Consumers have been drawn to balance transfer credit cards over the past months as these particular types of credit card opportunities have not only allowed some consumers access to credit, which will obviously be used for a variety of purposes, but whenever a balance transfer option is offered on a particular card, some consumers are finding that the interest rates for a short period of time will allow them to consolidate multiple debts and pay off what they owe. While this topic has continually been covered over the past weeks, there are still some aspects of balance transfer cards that consumers may not be aware of, and when it comes to comparing rates on these balance transfer cards, some consumers are still unaware of just exactly what options are available.
Currently, many of the average rates on balance transfer cards for June 21 stand at around 12% to 16%, but again these are only averages. Consumers who are in the market strictly for a balance transfer card may fail to realize that there are a wide variety of card types that may be available, with each one potentially offering a balance transfer opportunity for the consumer who may have multiple debts which could be consolidated. However, what the problem we have seen over the past weeks centers around is that consumers are simply looking for cards that offer a balance transfer opportunity, without weighing the pros and cons of whether a balance transfer consolidation is right for them.
Numerous types of credit cards are available, as there are everything from student cards to bad credit credit cards, and of course these balance transfer cards, so it will heavily depend on what the consumer plans to use their card for as to what type they should research. Yet, some consumers who may only be looking for a balance transfer credit card solely for debt consolidation could find themselves in a difficult financial position later as opening a line of credit only for the purposes of consolidating debt is usually not in the best interest of a consumer.
Consumers who are facing multiple debts that may be problematic often think that debt consolidation is the answer to their questions, and since some feel that the process of acquiring a debt consolidation loan can be cumbersome, many see these balance transfer credit cards as a more streamlined way which they can acquire debt relief through consolidation.

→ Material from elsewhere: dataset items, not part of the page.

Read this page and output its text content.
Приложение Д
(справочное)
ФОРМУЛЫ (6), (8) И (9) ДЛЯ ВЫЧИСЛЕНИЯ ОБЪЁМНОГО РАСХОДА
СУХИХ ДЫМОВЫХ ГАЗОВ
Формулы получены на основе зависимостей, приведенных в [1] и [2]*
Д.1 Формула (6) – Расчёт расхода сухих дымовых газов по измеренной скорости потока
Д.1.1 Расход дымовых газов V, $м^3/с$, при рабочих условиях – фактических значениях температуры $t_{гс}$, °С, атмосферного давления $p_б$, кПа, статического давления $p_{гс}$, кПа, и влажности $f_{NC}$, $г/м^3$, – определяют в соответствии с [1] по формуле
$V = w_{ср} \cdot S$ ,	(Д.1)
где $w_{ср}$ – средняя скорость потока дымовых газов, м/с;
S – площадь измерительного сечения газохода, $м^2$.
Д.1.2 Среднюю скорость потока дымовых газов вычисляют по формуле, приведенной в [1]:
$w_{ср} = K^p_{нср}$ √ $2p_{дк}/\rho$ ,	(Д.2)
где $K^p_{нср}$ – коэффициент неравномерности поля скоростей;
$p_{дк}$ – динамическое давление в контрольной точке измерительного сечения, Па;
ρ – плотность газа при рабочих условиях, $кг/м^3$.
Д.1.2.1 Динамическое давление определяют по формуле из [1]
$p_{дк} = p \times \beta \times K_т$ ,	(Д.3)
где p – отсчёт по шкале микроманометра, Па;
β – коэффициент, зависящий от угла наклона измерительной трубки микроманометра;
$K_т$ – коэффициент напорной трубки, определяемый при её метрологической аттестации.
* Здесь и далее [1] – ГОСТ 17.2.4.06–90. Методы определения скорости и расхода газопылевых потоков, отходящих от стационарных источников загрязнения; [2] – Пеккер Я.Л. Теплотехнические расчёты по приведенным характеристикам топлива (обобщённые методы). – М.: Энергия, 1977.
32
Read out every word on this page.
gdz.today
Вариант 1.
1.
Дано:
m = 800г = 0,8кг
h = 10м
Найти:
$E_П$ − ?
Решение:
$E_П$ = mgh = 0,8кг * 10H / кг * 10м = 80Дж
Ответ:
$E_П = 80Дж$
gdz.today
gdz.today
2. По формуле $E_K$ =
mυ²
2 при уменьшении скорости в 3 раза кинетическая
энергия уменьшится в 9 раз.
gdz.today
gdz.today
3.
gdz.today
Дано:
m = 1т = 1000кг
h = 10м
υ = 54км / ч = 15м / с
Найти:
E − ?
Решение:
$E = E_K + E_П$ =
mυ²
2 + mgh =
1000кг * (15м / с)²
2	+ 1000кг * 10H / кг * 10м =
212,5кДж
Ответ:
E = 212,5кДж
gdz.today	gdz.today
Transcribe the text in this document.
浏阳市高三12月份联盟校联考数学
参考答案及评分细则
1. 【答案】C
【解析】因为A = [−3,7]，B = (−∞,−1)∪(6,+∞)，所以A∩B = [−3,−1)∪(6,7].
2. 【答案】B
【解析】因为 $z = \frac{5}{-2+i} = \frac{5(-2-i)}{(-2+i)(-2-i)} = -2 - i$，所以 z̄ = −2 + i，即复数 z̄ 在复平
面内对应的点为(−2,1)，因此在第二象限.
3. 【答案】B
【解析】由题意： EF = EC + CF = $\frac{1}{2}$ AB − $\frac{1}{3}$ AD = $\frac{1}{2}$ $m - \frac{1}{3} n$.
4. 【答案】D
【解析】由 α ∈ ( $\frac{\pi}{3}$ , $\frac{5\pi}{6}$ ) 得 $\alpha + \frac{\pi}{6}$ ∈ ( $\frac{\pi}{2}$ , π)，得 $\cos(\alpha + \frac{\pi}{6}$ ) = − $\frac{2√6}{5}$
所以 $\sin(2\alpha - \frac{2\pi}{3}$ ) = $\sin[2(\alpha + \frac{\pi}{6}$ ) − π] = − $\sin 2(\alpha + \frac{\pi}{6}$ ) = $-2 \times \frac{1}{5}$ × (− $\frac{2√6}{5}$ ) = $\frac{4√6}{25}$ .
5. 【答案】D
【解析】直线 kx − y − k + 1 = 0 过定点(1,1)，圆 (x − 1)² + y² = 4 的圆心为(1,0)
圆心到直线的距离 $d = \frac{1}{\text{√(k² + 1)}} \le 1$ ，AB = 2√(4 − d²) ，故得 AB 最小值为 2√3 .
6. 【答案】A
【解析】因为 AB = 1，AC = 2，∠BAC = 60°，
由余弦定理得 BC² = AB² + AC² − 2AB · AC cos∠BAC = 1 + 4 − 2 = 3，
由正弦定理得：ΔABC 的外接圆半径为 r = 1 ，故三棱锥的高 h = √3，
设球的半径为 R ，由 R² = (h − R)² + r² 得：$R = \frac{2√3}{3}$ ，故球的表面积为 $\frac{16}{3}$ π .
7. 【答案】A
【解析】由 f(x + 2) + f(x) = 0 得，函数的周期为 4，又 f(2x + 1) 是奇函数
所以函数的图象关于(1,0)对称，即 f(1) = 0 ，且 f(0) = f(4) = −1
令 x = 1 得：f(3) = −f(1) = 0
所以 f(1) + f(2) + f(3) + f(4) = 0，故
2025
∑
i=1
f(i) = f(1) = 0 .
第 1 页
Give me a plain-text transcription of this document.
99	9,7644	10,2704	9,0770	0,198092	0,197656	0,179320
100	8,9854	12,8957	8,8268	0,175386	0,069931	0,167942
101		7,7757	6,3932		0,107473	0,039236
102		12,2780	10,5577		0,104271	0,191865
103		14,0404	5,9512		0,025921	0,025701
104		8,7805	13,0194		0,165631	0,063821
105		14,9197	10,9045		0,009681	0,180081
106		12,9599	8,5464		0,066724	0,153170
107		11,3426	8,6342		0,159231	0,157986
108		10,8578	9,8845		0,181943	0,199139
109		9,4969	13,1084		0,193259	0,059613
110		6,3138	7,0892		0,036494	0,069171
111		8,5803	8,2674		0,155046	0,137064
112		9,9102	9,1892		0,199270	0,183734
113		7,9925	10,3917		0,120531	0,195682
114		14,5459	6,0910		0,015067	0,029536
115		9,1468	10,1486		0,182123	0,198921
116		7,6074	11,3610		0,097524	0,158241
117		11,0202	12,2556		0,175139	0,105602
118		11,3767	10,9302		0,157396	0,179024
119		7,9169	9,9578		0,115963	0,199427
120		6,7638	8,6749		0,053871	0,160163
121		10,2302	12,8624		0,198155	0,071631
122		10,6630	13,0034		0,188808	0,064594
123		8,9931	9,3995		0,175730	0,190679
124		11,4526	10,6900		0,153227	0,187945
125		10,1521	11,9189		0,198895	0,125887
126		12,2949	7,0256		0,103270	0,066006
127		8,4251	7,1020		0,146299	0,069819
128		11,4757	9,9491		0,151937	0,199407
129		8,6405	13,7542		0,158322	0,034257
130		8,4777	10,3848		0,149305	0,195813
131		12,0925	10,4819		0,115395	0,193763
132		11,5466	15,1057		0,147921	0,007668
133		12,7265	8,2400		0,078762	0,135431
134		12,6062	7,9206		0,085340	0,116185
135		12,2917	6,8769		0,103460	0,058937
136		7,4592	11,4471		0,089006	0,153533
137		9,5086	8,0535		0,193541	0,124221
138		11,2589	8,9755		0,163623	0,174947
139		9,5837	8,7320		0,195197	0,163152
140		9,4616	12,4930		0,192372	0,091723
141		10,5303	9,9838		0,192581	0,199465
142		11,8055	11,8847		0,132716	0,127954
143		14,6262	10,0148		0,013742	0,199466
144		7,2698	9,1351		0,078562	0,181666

It is true that some consumers have turned to these balance transfer cards over the past weeks as a way to consolidate debt and they have been able to pay off what they owe during a period where low interest or no interest was associated with the balance transfer on their card, but consumers have in some cases had to pay fees or meet certain requirements before this low introductory rate remains in place.
While keeping up to date on what rates are averaging on certain cards can be helpful and is necessary during the research process for anyone who may not have a line of credit but happens to be in the market for a credit card for the purposes of building credit or other uses, many advisers have prompted consumers to avoid opening up another line of credit particularly for the purposes of debt consolidation, especially if alternatives to debt relief like budgeting or outside assistance from a credit counseling agency have not been explored first.